Literature and now science suggest muttering in the second or third person can help with anxiety in difficult moments
No one actively likes wearing a mask, but for some of us putting one on does more than merely help to stop the spread. Last week, I interviewed a neuroscientist and experimental psychologist who told me that a few people have told him that if they wear theirs outside, at least no one will see them talking to themselves as they doggedly march yet again around their local park. Is talking to yourself a sign of incipient madness? On this, he had good news: no, it isn’t. The latest science, in fact, suggests that muttering to yourself in the second or third person (“Rachel, you are not imagining things”) really can help to quieten an inner voice that may be a little too loud for comfort.

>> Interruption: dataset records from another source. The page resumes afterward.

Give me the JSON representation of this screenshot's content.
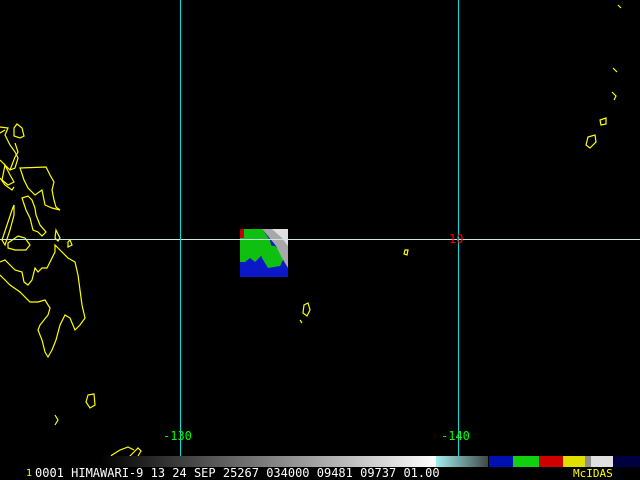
{
  "image": {
    "satellite_label": "HIMAWARI-9",
    "frame_number": "1",
    "info_text": "0001 HIMAWARI-9 13 24 SEP 25267 034000 09481 09737 01.00",
    "brand": "McIDAS"
  },
  "grid": {
    "longitude_labels": [
      "-130",
      "-140"
    ],
    "latitude_labels": [
      "10"
    ]
  },
  "colors": {
    "coastline": "#ffff00",
    "longitude_line": "#00e0e0",
    "latitude_line": "#c8e8e8",
    "longitude_label": "#00ff00",
    "latitude_label": "#ff0000",
    "brand": "#ffff00"
  }
}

As we spoke, something fell into place for me, for doesn’t literature suggest that human beings have always done this? Consider the diaries of Dr Johnson’s biographer, James Boswell, in which he often slips out of the first person when he’s anxious: an effect that’s comical and touching. “Yesterday you was pretty well,” reads his entry for 4 April 1764. “But confused and changed and desperate. After dinner, you said to Rose, ‘I have passed a very disagreeable winter of it, with little enjoyment.’ You was truly splenetic. You said to him after, ‘When I recollect, ’twas not so.’ You are imbecile.” I’ve always thought of Boswell as the most deeply human of writers. But now I shall forever think of him as deeply sane, too: a pioneer of mind control as well as of biography.